Why this matters Optimizing for an extreme parameter cap (16MB compressed artifact) surfaces methods that rarely win in unconstrained settings: aggressive quantization, novel tokenizers, parameter tying, depth recurrence, and test‑time tricks. The repo packages a reproducible baseline, evaluation harness (tokenizer‑agnostic bits-per-byte on FineWeb), and a public leaderboard aimed at encouraging work on parameter‑efficient model craft. The challenge window ran March 18, 2026 — April 30, 2026 and includes guidance for both leaderboard (10 minutes on 8×H100) and non-record submissions.
What Sets It Apart
- Constraint-first objective: The scoring optimizes compressed model size + compressed code under a 16,000,000 byte cap and measures validation performance by bits-per-byte on a fixed FineWeb validation split — so participants must consider compression and model design jointly, not as afterthoughts.
- Short, verifiable runs: Leaderboard records must reproduce within a 10‑minute training limit on 8×H100 (SXM) which forces systems work and fast convergence techniques rather than only scaling compute.
- Practical reproducibility: Included scripts for local Apple Silicon smoke tests and Runpod/H100 setup, plus explicit instructions for what counts toward the artifact (code bytes + compressed model bytes), lowering the friction for iteration and submission.

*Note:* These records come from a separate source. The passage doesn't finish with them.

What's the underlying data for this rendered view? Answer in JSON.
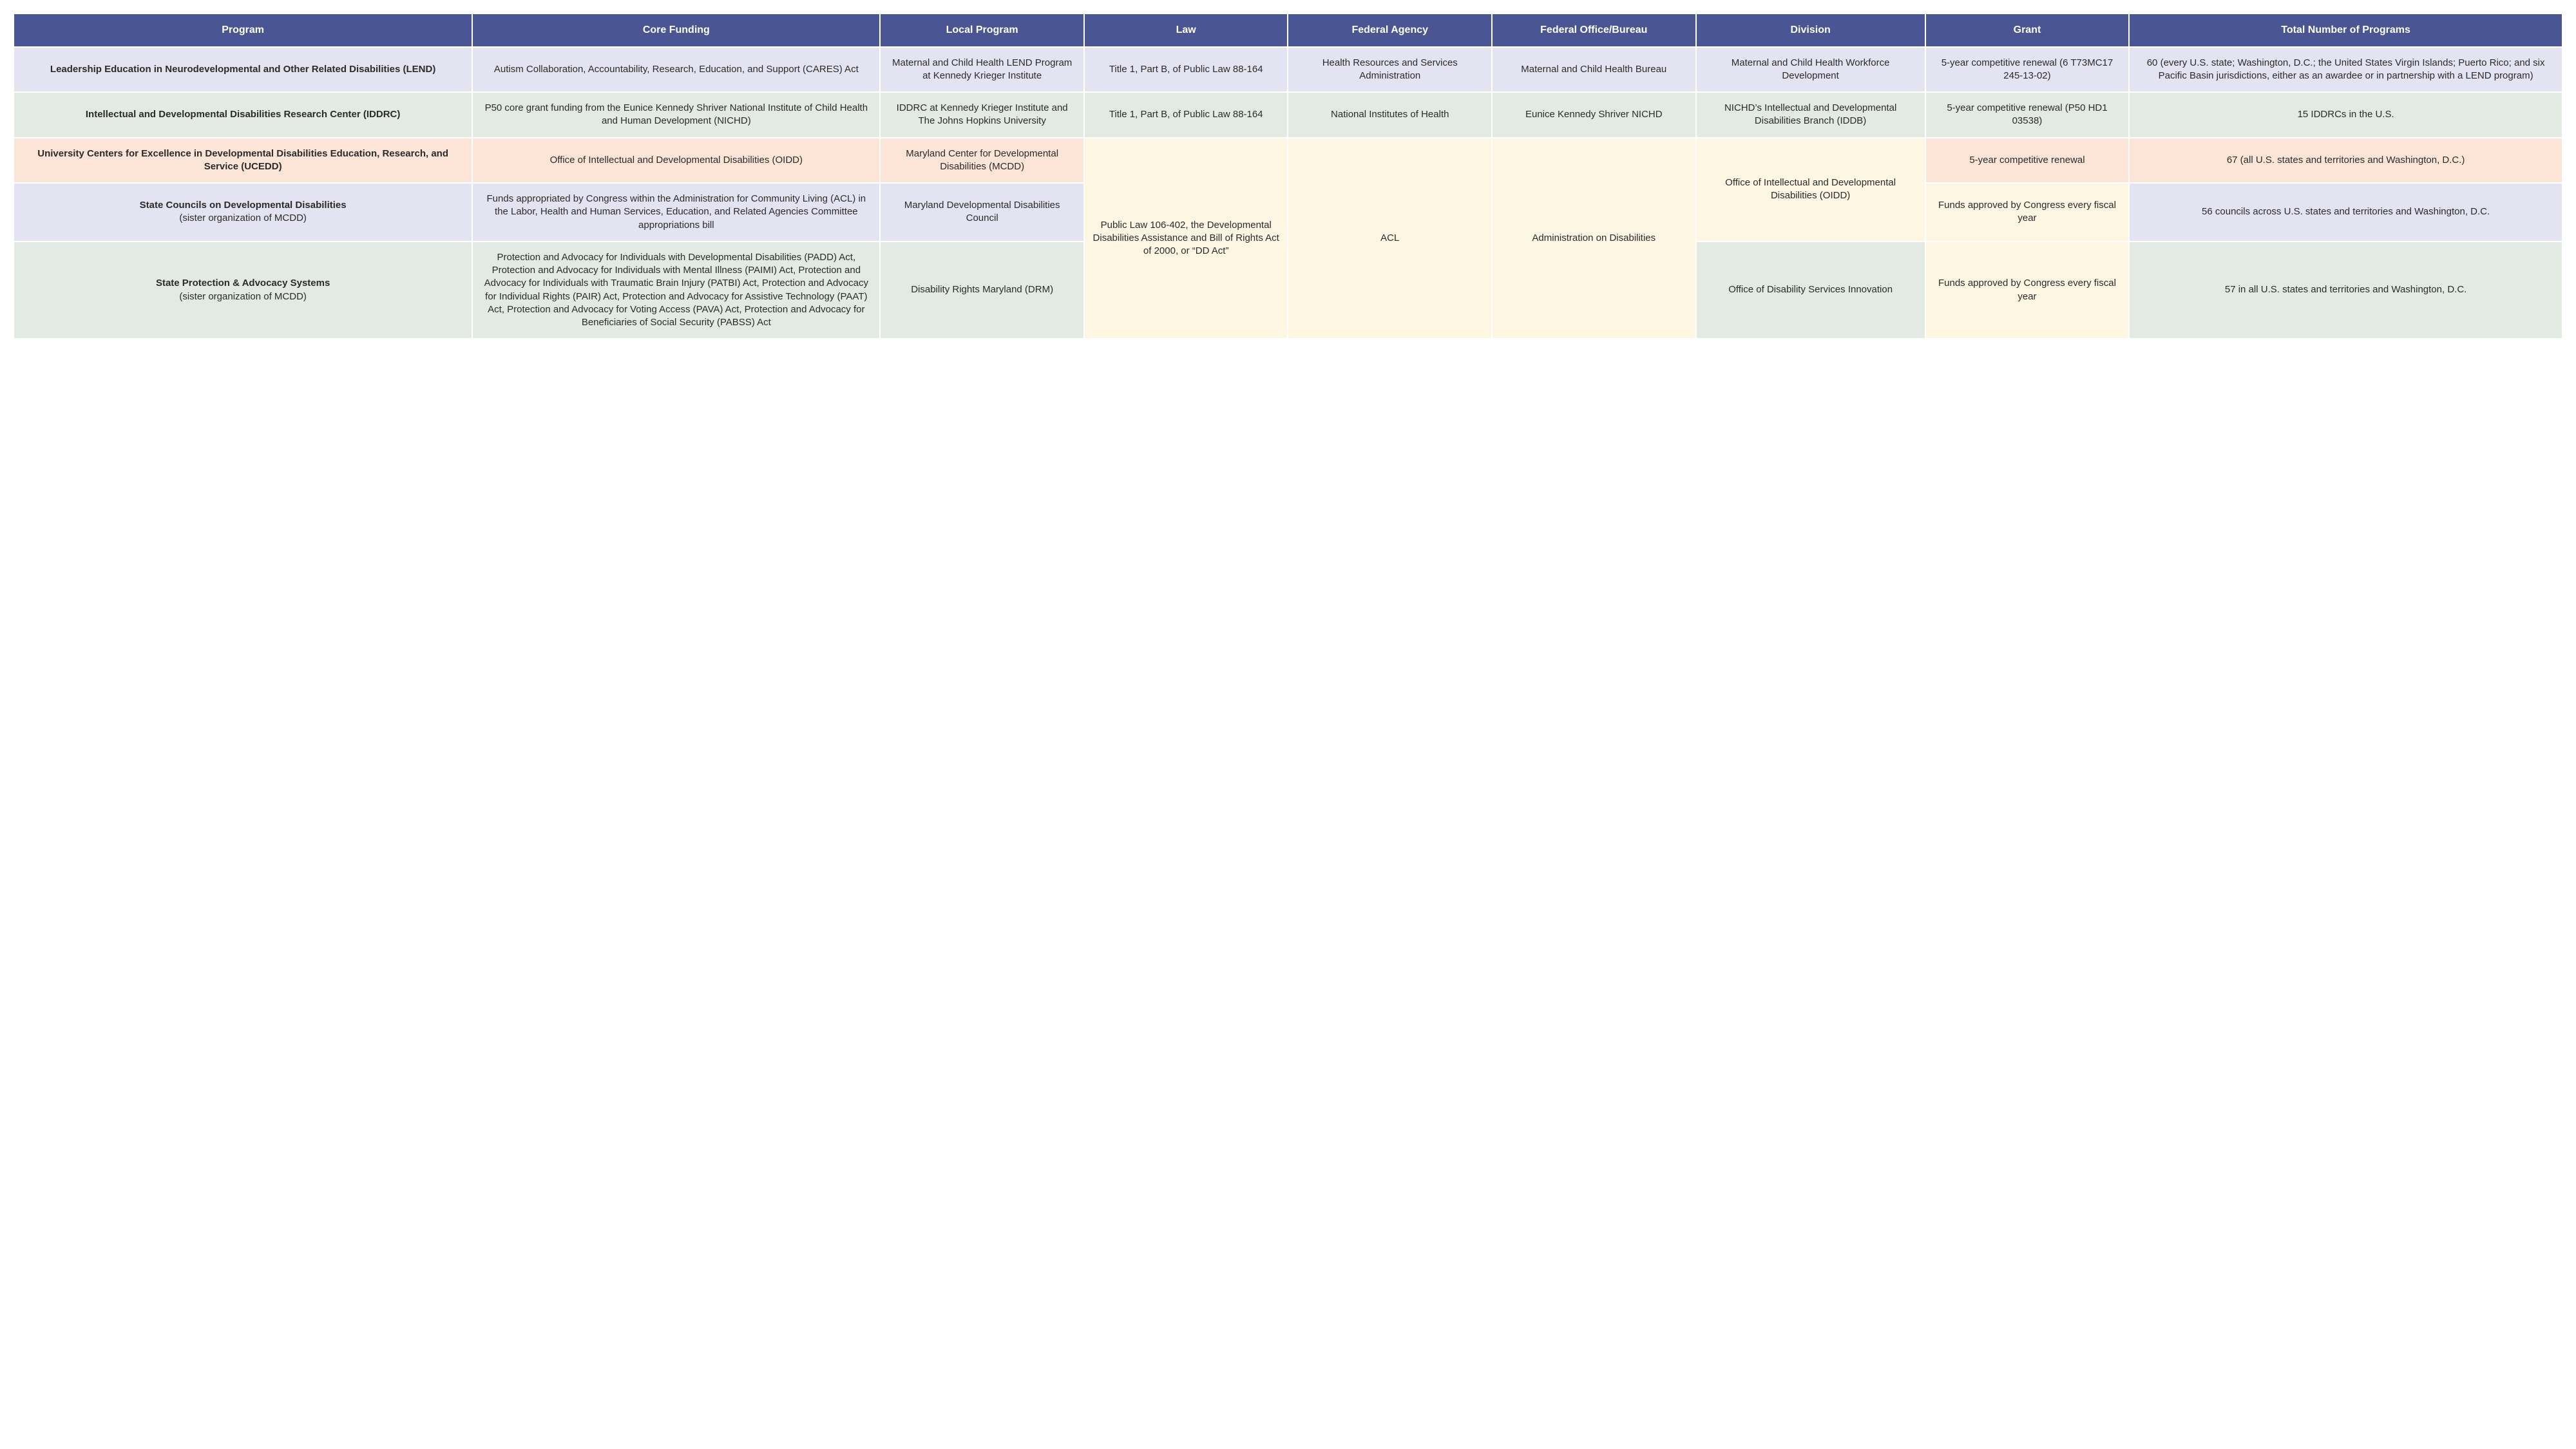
{
  "columns": [
    "Program",
    "Core Funding",
    "Local Program",
    "Law",
    "Federal Agency",
    "Federal Office/Bureau",
    "Division",
    "Grant",
    "Total Number of Programs"
  ],
  "mergedCells": {
    "law_3to5": "Public Law 106-402, the Developmental Disabilities Assistance and Bill of Rights Act of 2000, or “DD Act”",
    "agency_3to5": "ACL",
    "bureau_3to5": "Administration on Disabilities",
    "division_3to4": "Office of Intellectual and Developmental Disabilities (OIDD)"
  },
  "rows": [
    {
      "rowClass": "row-lavender",
      "program_main": "Leadership Education in Neurodevelopmental and Other Related Disabilities (LEND)",
      "program_sub": "",
      "core_funding": "Autism Collaboration, Accountability, Research, Education, and Support (CARES) Act",
      "local_program": "Maternal and Child Health LEND Program at Kennedy Krieger Institute",
      "law": "Title 1, Part B, of Public Law 88-164",
      "federal_agency": "Health Resources and Services Administration",
      "federal_bureau": "Maternal and Child Health Bureau",
      "division": "Maternal and Child Health Workforce Development",
      "grant": "5-year competitive renewal (6 T73MC17 245-13-02)",
      "total": "60 (every U.S. state; Washington, D.C.; the United States Virgin Islands; Puerto Rico; and six Pacific Basin jurisdictions, either as an awardee or in partnership with a LEND program)"
    },
    {
      "rowClass": "row-sage",
      "program_main": "Intellectual and Developmental Disabilities Research Center (IDDRC)",
      "program_sub": "",
      "core_funding": "P50 core grant funding from the Eunice Kennedy Shriver National Institute of Child Health and Human Development (NICHD)",
      "local_program": "IDDRC at Kennedy Krieger Institute and The Johns Hopkins University",
      "law": "Title 1, Part B, of Public Law 88-164",
      "federal_agency": "National Institutes of Health",
      "federal_bureau": "Eunice Kennedy Shriver NICHD",
      "division": "NICHD’s Intellectual and Developmental Disabilities Branch (IDDB)",
      "grant": "5-year competitive renewal (P50 HD1 03538)",
      "total": "15 IDDRCs in the U.S."
    },
    {
      "rowClass": "row-peach",
      "program_main": "University Centers for Excellence in Developmental Disabilities Education, Research, and Service (UCEDD)",
      "program_sub": "",
      "core_funding": "Office of Intellectual and Developmental Disabilities (OIDD)",
      "local_program": "Maryland Center for Developmental Disabilities (MCDD)",
      "grant": "5-year competitive renewal",
      "total": "67 (all U.S. states and territories and Washington, D.C.)"
    },
    {
      "rowClass": "row-lavender",
      "program_main": "State Councils on Developmental Disabilities",
      "program_sub": "(sister organization of MCDD)",
      "core_funding": "Funds appropriated by Congress within the Administration for Community Living (ACL) in the Labor, Health and Human Services, Education, and Related Agencies Committee appropriations bill",
      "local_program": "Maryland Developmental Disabilities Council",
      "grant": "Funds approved by Congress every fiscal year",
      "total": "56 councils across U.S. states and territories and Washington, D.C."
    },
    {
      "rowClass": "row-sage",
      "program_main": "State Protection & Advocacy Systems",
      "program_sub": "(sister organization of MCDD)",
      "core_funding": "Protection and Advocacy for Individuals with Developmental Disabilities (PADD) Act, Protection and Advocacy for Individuals with Mental Illness (PAIMI) Act, Protection and Advocacy for Individuals with Traumatic Brain Injury (PATBI) Act, Protection and Advocacy for Individual Rights (PAIR) Act, Protection and Advocacy for Assistive Technology (PAAT) Act, Protection and Advocacy for Voting Access (PAVA) Act, Protection and Advocacy for Beneficiaries of Social Security (PABSS) Act",
      "local_program": "Disability Rights Maryland (DRM)",
      "division": "Office of Disability Services Innovation",
      "grant": "Funds approved by Congress every fiscal year",
      "total": "57 in all U.S. states and territories and Washington, D.C."
    }
  ],
  "styling": {
    "header_bg": "#4a5593",
    "header_fg": "#ffffff",
    "row_colors": {
      "lavender": "#e4e3f1",
      "sage": "#e3e9e3",
      "peach": "#fce4d6",
      "cream": "#fdf6e3"
    },
    "border_color": "#ffffff",
    "font_size_body": 15,
    "font_size_header": 16
  }
}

- Community leaderboard + compute support: A public leaderboard highlights diverse approaches (recurrence, quantization, GPTQ, test‑time training), and OpenAI sponsored compute credits help lower entry barriers.
Who It's For & Trade-offs
Great fit if you want to explore parameter-efficient LLM design, compression, or model-architecture hacks under strict size and time constraints — ideal for researchers and engineers interested in quantization, compact tokenizers, and fast-converging training recipes. Look elsewhere if your goal is large-scale pretraining research, production-quality large models, or research that requires long multi-hour training runs: the challenge intentionally trades off capacity and dataset scale for extreme compactness and run-time verifiability.
Where It Fits
This repo sits between ML systems engineering (fast convergence, kernel/precision tricks) and model architecture research (recurrence, parameter tying, tokenizer design). Results are most relevant to teams working on on-device LLMs, codec-style compression of models, or those studying neural scaling laws under tight parameter budgets.